Rajen Bhumij, a worker of Sycotta tea estate, said for almost a fortnight a herd of elephants had been straying into paddy fields inside and outside the gardens and creating havoc.
Bhumij said the herd had damaged labour quarters and granaries.
“Now festive mood is building up everywhere with Puja commencing this week, but people here are spending sleepless nights in fear and uncertainty as the elephants seemed to be in a ravaging mood,” Bhumij said.
“We are praying to Ganesh baba to save our lives and property and for the return of the elephants to the sanctuary,” he said, adding that people were regularly offering prayers at a Ganesh temple near Gibbon at Dihingiapara tea garden.
Hemanta Hazarika, a resident of nearby Madhurpur village, echoing Bhumij, said people were worried and taking turns to protect the fields along with forest guards.
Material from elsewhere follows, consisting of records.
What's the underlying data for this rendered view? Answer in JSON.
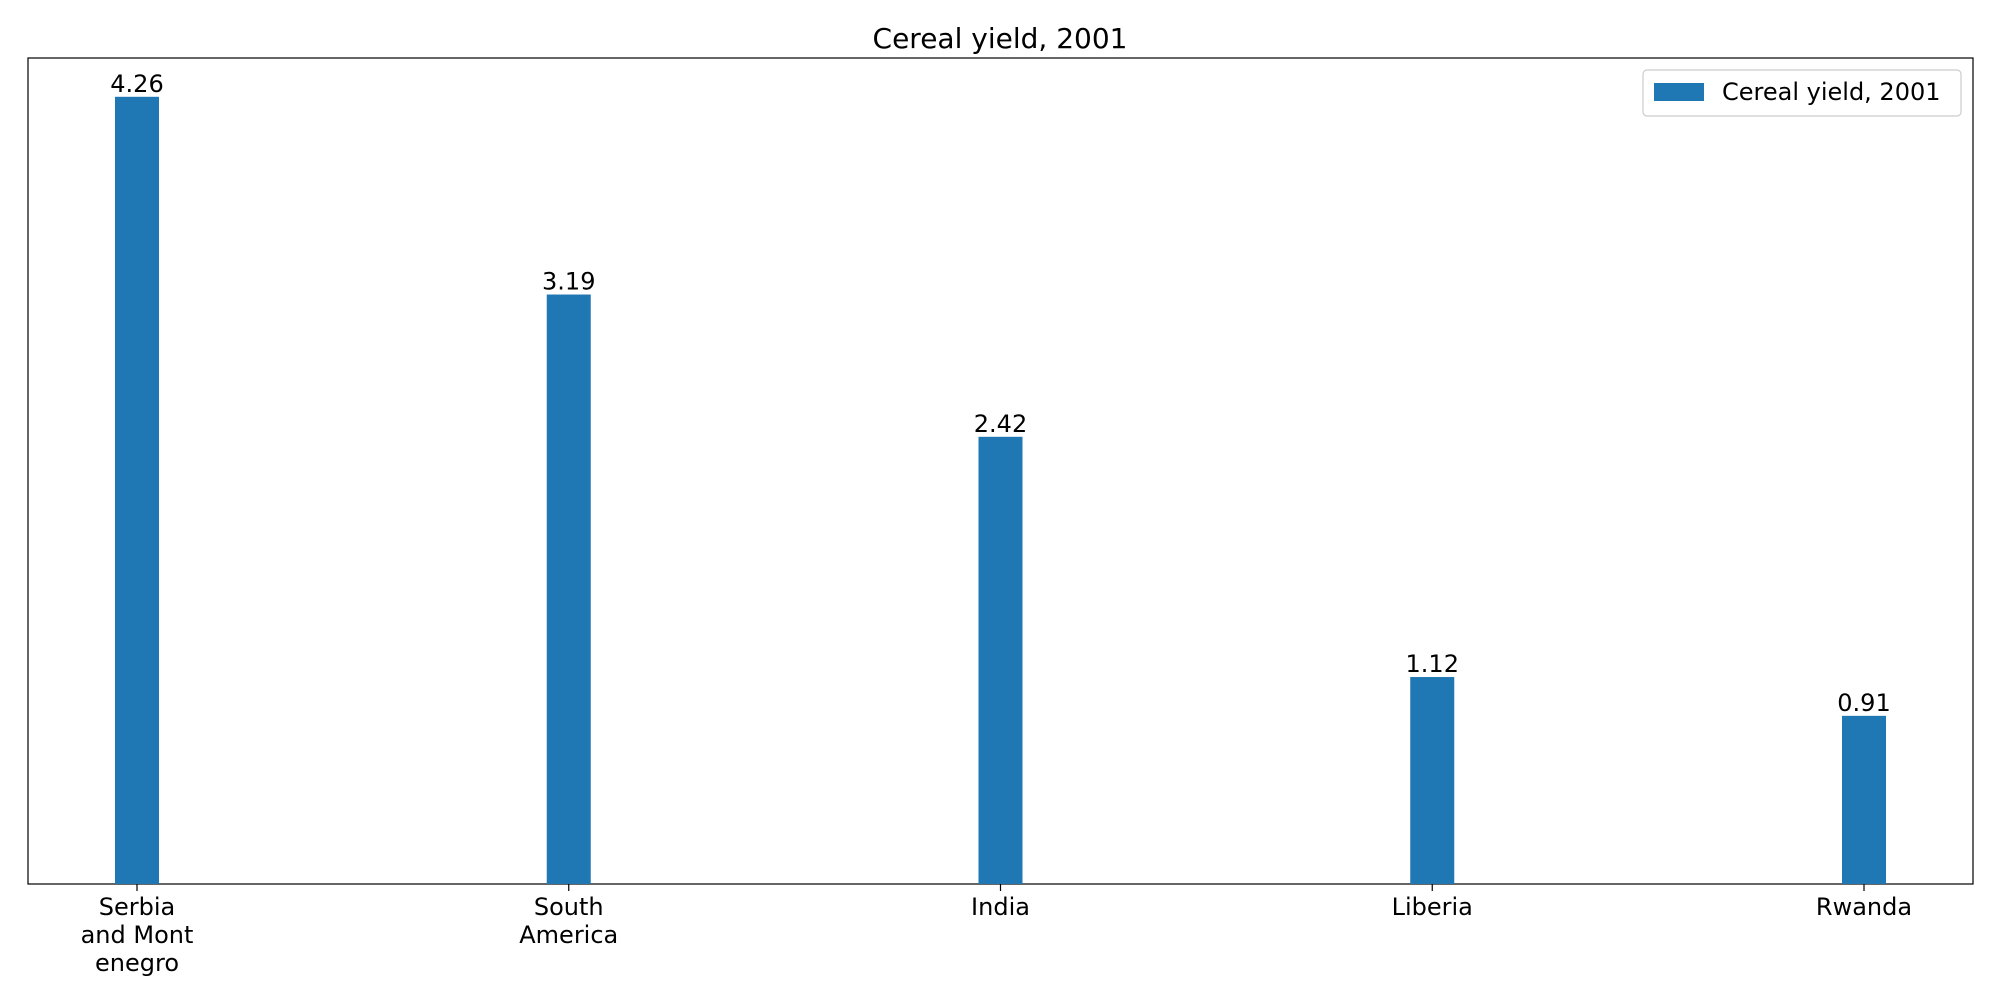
{
  "chart_data": {
    "type": "bar",
    "title": "Cereal yield, 2001",
    "xlabel": "",
    "ylabel": "",
    "categories": [
      [
        "Serbia",
        "and Mont",
        "enegro"
      ],
      [
        "South",
        "America"
      ],
      [
        "India"
      ],
      [
        "Liberia"
      ],
      [
        "Rwanda"
      ]
    ],
    "series": [
      {
        "name": "Cereal yield, 2001",
        "values": [
          4.26,
          3.19,
          2.42,
          1.12,
          0.91
        ],
        "labels": [
          "4.26",
          "3.19",
          "2.42",
          "1.12",
          "0.91"
        ],
        "color": "#1f77b4"
      }
    ],
    "ylim": [
      0,
      4.47
    ],
    "grid": false,
    "y_ticks_visible": false,
    "legend_position": "top-right"
  }
}
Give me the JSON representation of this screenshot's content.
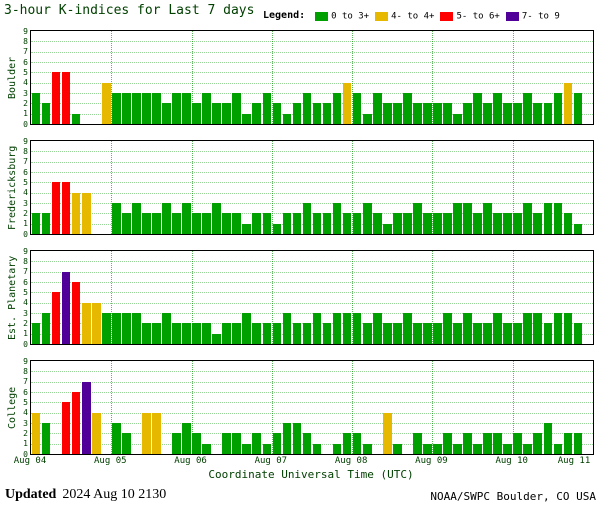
{
  "title": "3-hour K-indices for Last 7 days",
  "legend": {
    "label": "Legend:",
    "items": [
      {
        "label": "0 to 3+",
        "key": "green"
      },
      {
        "label": "4- to 4+",
        "key": "yellow"
      },
      {
        "label": "5- to 6+",
        "key": "red"
      },
      {
        "label": "7- to 9",
        "key": "purple"
      }
    ]
  },
  "palette": {
    "green": "#00a000",
    "yellow": "#e6b800",
    "red": "#ff0000",
    "purple": "#500099"
  },
  "y_axis": {
    "min": 0,
    "max": 9,
    "ticks": [
      0,
      1,
      2,
      3,
      4,
      5,
      6,
      7,
      8,
      9
    ]
  },
  "x_axis": {
    "title": "Coordinate Universal Time (UTC)",
    "tick_labels": [
      "Aug 04",
      "Aug 05",
      "Aug 06",
      "Aug 07",
      "Aug 08",
      "Aug 09",
      "Aug 10",
      "Aug 11"
    ]
  },
  "footer": {
    "updated_label": "Updated",
    "updated_text": "2024 Aug 10 2130",
    "credit": "NOAA/SWPC Boulder, CO USA"
  },
  "chart_data": {
    "type": "bar",
    "days": 7,
    "bars_per_day": 8,
    "value_color_rule": {
      "0-3": "green",
      "4": "yellow",
      "5-6": "red",
      "7-9": "purple"
    },
    "panels": [
      {
        "station": "Boulder",
        "values": [
          3,
          2,
          5,
          5,
          1,
          0,
          0,
          4,
          3,
          3,
          3,
          3,
          3,
          2,
          3,
          3,
          2,
          3,
          2,
          2,
          3,
          1,
          2,
          3,
          2,
          1,
          2,
          3,
          2,
          2,
          3,
          4,
          3,
          1,
          3,
          2,
          2,
          3,
          2,
          2,
          2,
          2,
          1,
          2,
          3,
          2,
          3,
          2,
          2,
          3,
          2,
          2,
          3,
          4,
          3
        ]
      },
      {
        "station": "Fredericksburg",
        "values": [
          2,
          2,
          5,
          5,
          4,
          4,
          0,
          0,
          3,
          2,
          3,
          2,
          2,
          3,
          2,
          3,
          2,
          2,
          3,
          2,
          2,
          1,
          2,
          2,
          1,
          2,
          2,
          3,
          2,
          2,
          3,
          2,
          2,
          3,
          2,
          1,
          2,
          2,
          3,
          2,
          2,
          2,
          3,
          3,
          2,
          3,
          2,
          2,
          2,
          3,
          2,
          3,
          3,
          2,
          1
        ]
      },
      {
        "station": "Est. Planetary",
        "values": [
          2,
          3,
          5,
          7,
          6,
          4,
          4,
          3,
          3,
          3,
          3,
          2,
          2,
          3,
          2,
          2,
          2,
          2,
          1,
          2,
          2,
          3,
          2,
          2,
          2,
          3,
          2,
          2,
          3,
          2,
          3,
          3,
          3,
          2,
          3,
          2,
          2,
          3,
          2,
          2,
          2,
          3,
          2,
          3,
          2,
          2,
          3,
          2,
          2,
          3,
          3,
          2,
          3,
          3,
          2
        ]
      },
      {
        "station": "College",
        "values": [
          4,
          3,
          0,
          5,
          6,
          7,
          4,
          0,
          3,
          2,
          0,
          4,
          4,
          0,
          2,
          3,
          2,
          1,
          0,
          2,
          2,
          1,
          2,
          1,
          2,
          3,
          3,
          2,
          1,
          0,
          1,
          2,
          2,
          1,
          0,
          4,
          1,
          0,
          2,
          1,
          1,
          2,
          1,
          2,
          1,
          2,
          2,
          1,
          2,
          1,
          2,
          3,
          1,
          2,
          2
        ]
      }
    ]
  }
}
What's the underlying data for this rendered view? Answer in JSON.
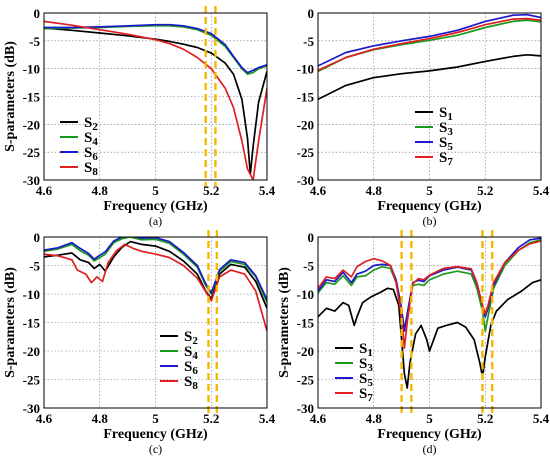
{
  "chart_data": [
    {
      "panel_label": "(a)",
      "type": "line",
      "xlabel": "Frequency (GHz)",
      "ylabel": "S-parameters (dB)",
      "xlim": [
        4.6,
        5.4
      ],
      "ylim": [
        -30,
        0
      ],
      "xticks": [
        "4.6",
        "4.8",
        "5",
        "5.2",
        "5.4"
      ],
      "yticks": [
        "0",
        "-5",
        "-10",
        "-15",
        "-20",
        "-25",
        "-30"
      ],
      "grid": true,
      "legend_position": "bottom-left",
      "highlight_band": [
        5.18,
        5.215
      ],
      "series": [
        {
          "name": "S2",
          "name_main": "S",
          "name_sub": "2",
          "color": "#000000",
          "x": [
            4.6,
            4.7,
            4.8,
            4.9,
            5.0,
            5.05,
            5.1,
            5.15,
            5.2,
            5.25,
            5.28,
            5.31,
            5.33,
            5.34,
            5.35,
            5.37,
            5.4
          ],
          "y": [
            -2.7,
            -3.1,
            -3.6,
            -4.1,
            -4.7,
            -5.1,
            -5.6,
            -6.2,
            -7.2,
            -9.0,
            -11.0,
            -15.5,
            -22.5,
            -29.0,
            -24.0,
            -16.0,
            -10.5
          ]
        },
        {
          "name": "S4",
          "name_main": "S",
          "name_sub": "4",
          "color": "#1a9a1a",
          "x": [
            4.6,
            4.7,
            4.8,
            4.9,
            5.0,
            5.05,
            5.1,
            5.15,
            5.2,
            5.25,
            5.28,
            5.31,
            5.33,
            5.35,
            5.37,
            5.4
          ],
          "y": [
            -2.8,
            -2.7,
            -2.6,
            -2.4,
            -2.3,
            -2.3,
            -2.5,
            -3.0,
            -4.0,
            -6.0,
            -8.0,
            -10.0,
            -11.0,
            -10.7,
            -10.0,
            -9.5
          ]
        },
        {
          "name": "S6",
          "name_main": "S",
          "name_sub": "6",
          "color": "#1a1acc",
          "x": [
            4.6,
            4.7,
            4.8,
            4.9,
            5.0,
            5.05,
            5.1,
            5.15,
            5.2,
            5.25,
            5.28,
            5.31,
            5.33,
            5.35,
            5.37,
            5.4
          ],
          "y": [
            -2.6,
            -2.6,
            -2.5,
            -2.3,
            -2.1,
            -2.1,
            -2.3,
            -2.8,
            -3.7,
            -5.7,
            -7.8,
            -9.8,
            -10.7,
            -10.3,
            -9.8,
            -9.3
          ]
        },
        {
          "name": "S8",
          "name_main": "S",
          "name_sub": "8",
          "color": "#e02020",
          "x": [
            4.6,
            4.7,
            4.8,
            4.9,
            5.0,
            5.05,
            5.1,
            5.15,
            5.2,
            5.25,
            5.28,
            5.31,
            5.33,
            5.35,
            5.37,
            5.4
          ],
          "y": [
            -1.5,
            -2.2,
            -3.0,
            -3.8,
            -4.8,
            -5.5,
            -6.5,
            -8.0,
            -10.0,
            -13.5,
            -17.0,
            -23.0,
            -28.0,
            -30.0,
            -23.0,
            -13.5
          ]
        }
      ]
    },
    {
      "panel_label": "(b)",
      "type": "line",
      "xlabel": "Frequency (GHz)",
      "ylabel": "",
      "xlim": [
        4.6,
        5.4
      ],
      "ylim": [
        -30,
        0
      ],
      "xticks": [
        "4.6",
        "4.8",
        "5",
        "5.2",
        "5.4"
      ],
      "yticks": [
        "0",
        "-5",
        "-10",
        "-15",
        "-20",
        "-25",
        "-30"
      ],
      "grid": true,
      "legend_position": "bottom-right",
      "series": [
        {
          "name": "S1",
          "name_main": "S",
          "name_sub": "1",
          "color": "#000000",
          "x": [
            4.6,
            4.7,
            4.8,
            4.9,
            5.0,
            5.1,
            5.2,
            5.3,
            5.35,
            5.4
          ],
          "y": [
            -15.5,
            -13.0,
            -11.6,
            -10.9,
            -10.4,
            -9.7,
            -8.7,
            -7.8,
            -7.5,
            -7.7
          ]
        },
        {
          "name": "S3",
          "name_main": "S",
          "name_sub": "3",
          "color": "#1a9a1a",
          "x": [
            4.6,
            4.7,
            4.8,
            4.9,
            5.0,
            5.1,
            5.2,
            5.3,
            5.35,
            5.4
          ],
          "y": [
            -10.5,
            -8.0,
            -6.6,
            -5.7,
            -4.9,
            -4.0,
            -2.6,
            -1.5,
            -1.3,
            -1.6
          ]
        },
        {
          "name": "S5",
          "name_main": "S",
          "name_sub": "5",
          "color": "#1a1acc",
          "x": [
            4.6,
            4.7,
            4.8,
            4.9,
            5.0,
            5.1,
            5.2,
            5.3,
            5.35,
            5.4
          ],
          "y": [
            -9.5,
            -7.1,
            -5.9,
            -5.0,
            -4.2,
            -3.1,
            -1.5,
            -0.4,
            -0.3,
            -0.8
          ]
        },
        {
          "name": "S7",
          "name_main": "S",
          "name_sub": "7",
          "color": "#e02020",
          "x": [
            4.6,
            4.7,
            4.8,
            4.9,
            5.0,
            5.1,
            5.2,
            5.3,
            5.35,
            5.4
          ],
          "y": [
            -10.3,
            -8.0,
            -6.5,
            -5.5,
            -4.6,
            -3.5,
            -2.1,
            -1.1,
            -1.0,
            -1.3
          ]
        }
      ]
    },
    {
      "panel_label": "(c)",
      "type": "line",
      "xlabel": "Frequency (GHz)",
      "ylabel": "S-parameters (dB)",
      "xlim": [
        4.6,
        5.4
      ],
      "ylim": [
        -30,
        0
      ],
      "xticks": [
        "4.6",
        "4.8",
        "5",
        "5.2",
        "5.4"
      ],
      "yticks": [
        "0",
        "-5",
        "-10",
        "-15",
        "-20",
        "-25",
        "-30"
      ],
      "grid": true,
      "legend_position": "bottom-right",
      "highlight_band": [
        5.19,
        5.22
      ],
      "series": [
        {
          "name": "S2",
          "name_main": "S",
          "name_sub": "2",
          "color": "#000000",
          "x": [
            4.6,
            4.65,
            4.7,
            4.73,
            4.76,
            4.78,
            4.8,
            4.82,
            4.85,
            4.88,
            4.91,
            4.95,
            5.0,
            5.05,
            5.1,
            5.15,
            5.18,
            5.2,
            5.23,
            5.27,
            5.32,
            5.36,
            5.4
          ],
          "y": [
            -3.5,
            -3.2,
            -2.8,
            -4.0,
            -4.5,
            -5.5,
            -4.8,
            -6.0,
            -3.5,
            -1.8,
            -0.8,
            -1.3,
            -1.6,
            -2.5,
            -4.2,
            -6.5,
            -9.5,
            -10.8,
            -6.5,
            -4.8,
            -5.3,
            -7.8,
            -12.5
          ]
        },
        {
          "name": "S4",
          "name_main": "S",
          "name_sub": "4",
          "color": "#1a9a1a",
          "x": [
            4.6,
            4.65,
            4.7,
            4.73,
            4.76,
            4.78,
            4.8,
            4.82,
            4.85,
            4.88,
            4.91,
            4.95,
            5.0,
            5.05,
            5.1,
            5.15,
            5.18,
            5.2,
            5.23,
            5.27,
            5.32,
            5.36,
            5.4
          ],
          "y": [
            -2.5,
            -2.1,
            -1.3,
            -2.4,
            -3.2,
            -4.2,
            -3.6,
            -3.0,
            -1.0,
            -0.3,
            0.0,
            -0.5,
            -0.4,
            -1.1,
            -3.0,
            -5.3,
            -8.5,
            -10.0,
            -6.0,
            -4.3,
            -4.8,
            -7.0,
            -11.5
          ]
        },
        {
          "name": "S6",
          "name_main": "S",
          "name_sub": "6",
          "color": "#1a1acc",
          "x": [
            4.6,
            4.65,
            4.7,
            4.73,
            4.76,
            4.78,
            4.8,
            4.82,
            4.85,
            4.88,
            4.91,
            4.95,
            5.0,
            5.05,
            5.1,
            5.15,
            5.18,
            5.2,
            5.23,
            5.27,
            5.32,
            5.36,
            5.4
          ],
          "y": [
            -2.3,
            -1.9,
            -1.0,
            -2.0,
            -2.9,
            -3.9,
            -3.2,
            -2.6,
            -0.7,
            0.0,
            0.2,
            -0.2,
            -0.1,
            -0.8,
            -2.7,
            -5.0,
            -8.2,
            -9.8,
            -5.7,
            -4.0,
            -4.5,
            -6.8,
            -11.0
          ]
        },
        {
          "name": "S8",
          "name_main": "S",
          "name_sub": "8",
          "color": "#e02020",
          "x": [
            4.6,
            4.65,
            4.7,
            4.72,
            4.75,
            4.77,
            4.79,
            4.81,
            4.83,
            4.86,
            4.89,
            4.92,
            4.95,
            5.0,
            5.05,
            5.1,
            5.15,
            5.18,
            5.2,
            5.23,
            5.27,
            5.32,
            5.36,
            5.4
          ],
          "y": [
            -3.0,
            -3.3,
            -4.0,
            -5.8,
            -6.5,
            -8.0,
            -7.0,
            -7.8,
            -4.5,
            -2.4,
            -1.3,
            -2.0,
            -2.5,
            -3.0,
            -3.6,
            -5.0,
            -7.2,
            -9.6,
            -11.2,
            -7.0,
            -5.8,
            -6.5,
            -9.5,
            -16.5
          ]
        }
      ]
    },
    {
      "panel_label": "(d)",
      "type": "line",
      "xlabel": "Frequency (GHz)",
      "ylabel": "S-parameters (dB)",
      "xlim": [
        4.6,
        5.4
      ],
      "ylim": [
        -30,
        0
      ],
      "xticks": [
        "4.6",
        "4.8",
        "5",
        "5.2",
        "5.4"
      ],
      "yticks": [
        "0",
        "-5",
        "-10",
        "-15",
        "-20",
        "-25",
        "-30"
      ],
      "grid": true,
      "legend_position": "bottom-left",
      "highlight_bands": [
        [
          4.9,
          4.935
        ],
        [
          5.19,
          5.225
        ]
      ],
      "series": [
        {
          "name": "S1",
          "name_main": "S",
          "name_sub": "1",
          "color": "#000000",
          "x": [
            4.6,
            4.63,
            4.66,
            4.69,
            4.71,
            4.73,
            4.74,
            4.76,
            4.79,
            4.82,
            4.85,
            4.87,
            4.89,
            4.9,
            4.91,
            4.92,
            4.93,
            4.95,
            4.97,
            4.99,
            5.0,
            5.03,
            5.06,
            5.1,
            5.13,
            5.16,
            5.18,
            5.19,
            5.2,
            5.22,
            5.24,
            5.28,
            5.33,
            5.37,
            5.4
          ],
          "y": [
            -14.0,
            -12.5,
            -13.0,
            -11.5,
            -12.0,
            -15.5,
            -14.0,
            -11.5,
            -10.5,
            -9.8,
            -9.0,
            -9.2,
            -12.0,
            -18.0,
            -24.0,
            -26.5,
            -22.0,
            -17.0,
            -15.5,
            -18.0,
            -20.0,
            -16.0,
            -15.5,
            -15.0,
            -15.8,
            -18.0,
            -22.0,
            -24.5,
            -21.0,
            -15.5,
            -13.0,
            -11.0,
            -9.5,
            -8.0,
            -7.5
          ]
        },
        {
          "name": "S3",
          "name_main": "S",
          "name_sub": "3",
          "color": "#1a9a1a",
          "x": [
            4.6,
            4.63,
            4.66,
            4.69,
            4.72,
            4.74,
            4.77,
            4.8,
            4.83,
            4.86,
            4.88,
            4.9,
            4.91,
            4.92,
            4.94,
            4.96,
            4.98,
            5.0,
            5.05,
            5.1,
            5.15,
            5.17,
            5.19,
            5.2,
            5.21,
            5.23,
            5.27,
            5.32,
            5.36,
            5.4
          ],
          "y": [
            -9.8,
            -8.0,
            -8.3,
            -6.8,
            -8.5,
            -7.0,
            -6.8,
            -5.8,
            -5.2,
            -5.5,
            -8.0,
            -13.0,
            -16.0,
            -14.0,
            -8.5,
            -8.3,
            -8.5,
            -7.5,
            -6.5,
            -6.0,
            -6.5,
            -9.0,
            -13.0,
            -16.5,
            -14.0,
            -9.0,
            -5.0,
            -2.3,
            -1.0,
            -0.5
          ]
        },
        {
          "name": "S5",
          "name_main": "S",
          "name_sub": "5",
          "color": "#1a1acc",
          "x": [
            4.6,
            4.63,
            4.66,
            4.69,
            4.72,
            4.74,
            4.77,
            4.8,
            4.83,
            4.86,
            4.88,
            4.9,
            4.91,
            4.92,
            4.94,
            4.96,
            4.98,
            5.0,
            5.05,
            5.1,
            5.15,
            5.17,
            5.19,
            5.2,
            5.21,
            5.23,
            5.27,
            5.32,
            5.36,
            5.4
          ],
          "y": [
            -9.5,
            -7.5,
            -7.8,
            -6.2,
            -8.0,
            -6.5,
            -6.0,
            -5.0,
            -4.8,
            -5.0,
            -7.5,
            -12.5,
            -16.5,
            -13.5,
            -8.0,
            -7.6,
            -7.8,
            -6.8,
            -5.8,
            -5.3,
            -5.8,
            -8.2,
            -12.0,
            -14.0,
            -12.5,
            -8.5,
            -4.5,
            -1.8,
            -0.5,
            -0.2
          ]
        },
        {
          "name": "S7",
          "name_main": "S",
          "name_sub": "7",
          "color": "#e02020",
          "x": [
            4.6,
            4.63,
            4.66,
            4.69,
            4.72,
            4.74,
            4.77,
            4.8,
            4.83,
            4.86,
            4.88,
            4.9,
            4.91,
            4.92,
            4.94,
            4.96,
            4.98,
            5.0,
            5.05,
            5.1,
            5.15,
            5.17,
            5.19,
            5.2,
            5.21,
            5.23,
            5.27,
            5.32,
            5.36,
            5.4
          ],
          "y": [
            -9.0,
            -7.0,
            -7.3,
            -5.8,
            -7.0,
            -5.2,
            -4.3,
            -3.8,
            -4.2,
            -5.0,
            -8.0,
            -14.0,
            -19.5,
            -15.0,
            -8.2,
            -7.3,
            -7.5,
            -6.7,
            -5.5,
            -5.2,
            -5.6,
            -8.0,
            -12.0,
            -13.5,
            -12.0,
            -8.0,
            -4.5,
            -2.3,
            -1.2,
            -0.7
          ]
        }
      ]
    }
  ]
}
Mariani range officer Dibakar Medhi told this correspondent that elephants (numbering about 40), had been regularly straying out of the sanctuary after sunset. He said the herd had been splitting into small groups thus making the task of six forest guards difficult.
“Our guards have been bursting firecrackers and at times are firing in the air to disperse the elephants. The affected villagers, too, have been demanding crackers to ward off the elephants and the demand is increasing,” Medhi said.
The official said using crackers to chase away the elephants is a better option than blank firing.
The cost of ammunition is much more than that of crackers and there is less risk of causing damage to the elephants and villagers in case of a freak firing.
Ruing government’s apathy towards the problem, Kurmi, who has been joining people during nights in chasing the elephants, said his letters on the problem and personally informing forest minister Rakibul Hussain and chief minister Tarun Gogoi had not yielded results.
The MLA said he had been providing torchlights to the people.
The sanctuary, with an area of 20.48 square km, is an ideal habitat for two to three elephants.
According to forest department sources, the population of the elephants in the sanctuary has gone up to 40 from 20 in eight years.
The worst-affected areas are Govindpur, Madhurpur, Bhogpur, Pukhuria, Fesuwal, Meleng and Dhekiajuli villages and the affected tea gardens include Moormooria, Dukhlongia, Hooloongur, Kathalguri, Hatigarh and Bheluguri.